Once consented, each subject was administered the Lifestyle Interview which collected the following information: 1) number of prenatal visits, 2) demographics including age, education, occupation, race, marital status, type of insurance, and socioeconomic status (SES), calculated using the four-factor Hollingshead Index which has been adapted to single parent and non-nuclear families(21;22), 3) licit and illicit drug use during pregnancy including tobacco, alcohol and marijuana use.

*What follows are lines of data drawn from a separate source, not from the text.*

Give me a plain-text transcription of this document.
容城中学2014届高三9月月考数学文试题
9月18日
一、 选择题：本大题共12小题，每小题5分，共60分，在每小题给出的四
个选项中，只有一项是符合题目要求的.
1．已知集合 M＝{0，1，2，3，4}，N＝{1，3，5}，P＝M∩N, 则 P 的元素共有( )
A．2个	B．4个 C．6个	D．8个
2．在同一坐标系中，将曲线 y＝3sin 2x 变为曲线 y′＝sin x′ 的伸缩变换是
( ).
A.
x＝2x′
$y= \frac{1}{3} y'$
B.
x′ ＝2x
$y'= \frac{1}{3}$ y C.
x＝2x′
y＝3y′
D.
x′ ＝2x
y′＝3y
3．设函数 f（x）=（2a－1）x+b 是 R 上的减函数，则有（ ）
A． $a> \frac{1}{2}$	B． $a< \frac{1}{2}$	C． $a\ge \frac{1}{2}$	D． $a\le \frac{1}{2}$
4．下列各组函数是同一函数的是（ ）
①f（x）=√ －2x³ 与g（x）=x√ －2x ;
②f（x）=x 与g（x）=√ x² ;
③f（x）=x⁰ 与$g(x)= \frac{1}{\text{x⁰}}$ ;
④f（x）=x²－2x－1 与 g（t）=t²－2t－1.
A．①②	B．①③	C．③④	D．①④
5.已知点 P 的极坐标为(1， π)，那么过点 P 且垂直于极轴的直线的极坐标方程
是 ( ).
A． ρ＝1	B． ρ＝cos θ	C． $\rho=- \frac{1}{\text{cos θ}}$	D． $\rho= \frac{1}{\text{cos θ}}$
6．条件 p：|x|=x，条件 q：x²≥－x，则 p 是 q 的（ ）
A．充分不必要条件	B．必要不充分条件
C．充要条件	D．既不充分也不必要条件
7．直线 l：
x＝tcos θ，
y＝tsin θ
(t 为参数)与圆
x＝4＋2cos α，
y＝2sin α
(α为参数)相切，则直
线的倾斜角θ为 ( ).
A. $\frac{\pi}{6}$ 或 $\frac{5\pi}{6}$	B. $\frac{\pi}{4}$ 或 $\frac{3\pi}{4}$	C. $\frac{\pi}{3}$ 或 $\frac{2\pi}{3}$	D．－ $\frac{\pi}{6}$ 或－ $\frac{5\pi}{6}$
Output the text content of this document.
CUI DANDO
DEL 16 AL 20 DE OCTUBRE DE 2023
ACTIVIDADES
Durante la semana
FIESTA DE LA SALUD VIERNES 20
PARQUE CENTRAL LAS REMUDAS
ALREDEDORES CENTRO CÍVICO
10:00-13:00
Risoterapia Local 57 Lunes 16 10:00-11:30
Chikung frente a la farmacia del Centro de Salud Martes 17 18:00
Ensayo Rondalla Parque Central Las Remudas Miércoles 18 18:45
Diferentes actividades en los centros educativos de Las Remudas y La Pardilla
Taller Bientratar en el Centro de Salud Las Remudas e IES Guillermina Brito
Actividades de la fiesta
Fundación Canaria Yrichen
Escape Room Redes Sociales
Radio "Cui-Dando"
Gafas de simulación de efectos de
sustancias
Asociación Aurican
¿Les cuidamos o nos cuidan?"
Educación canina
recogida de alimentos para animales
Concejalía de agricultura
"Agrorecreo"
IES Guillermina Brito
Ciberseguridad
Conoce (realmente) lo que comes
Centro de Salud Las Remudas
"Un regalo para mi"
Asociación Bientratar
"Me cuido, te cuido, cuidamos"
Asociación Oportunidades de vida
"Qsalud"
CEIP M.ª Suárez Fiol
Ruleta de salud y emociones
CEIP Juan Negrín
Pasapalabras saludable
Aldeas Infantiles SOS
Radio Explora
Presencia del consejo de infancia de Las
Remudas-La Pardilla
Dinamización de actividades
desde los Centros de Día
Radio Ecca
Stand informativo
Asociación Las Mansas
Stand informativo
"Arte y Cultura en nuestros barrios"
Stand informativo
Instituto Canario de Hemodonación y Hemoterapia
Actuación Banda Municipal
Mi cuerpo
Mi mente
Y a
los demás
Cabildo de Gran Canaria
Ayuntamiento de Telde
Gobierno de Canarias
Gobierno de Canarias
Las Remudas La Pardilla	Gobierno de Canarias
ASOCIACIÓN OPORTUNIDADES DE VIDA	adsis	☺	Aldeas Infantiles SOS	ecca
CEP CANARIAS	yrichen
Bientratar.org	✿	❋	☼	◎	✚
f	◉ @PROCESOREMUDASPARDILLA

The Substance Use Inventory (SUI)(23) was administered to all subjects who admitted use of a licit or illicit drug in the Lifestyle Interview. This questionnaire asked detailed questions about the frequency and quantity of MA use during four time periods: 3 months prior to pregnancy, first, second and third trimester of pregnancy. Consistent with published studies of MA exposure(18) and similar studies of cocaine exposure(24;25), heavy MA use was defined as ≥3 days per week across pregnancy. Some use was any use not meeting the criterion for heavy use. Of the MA users, 36 (18%) met criterion for heavy use.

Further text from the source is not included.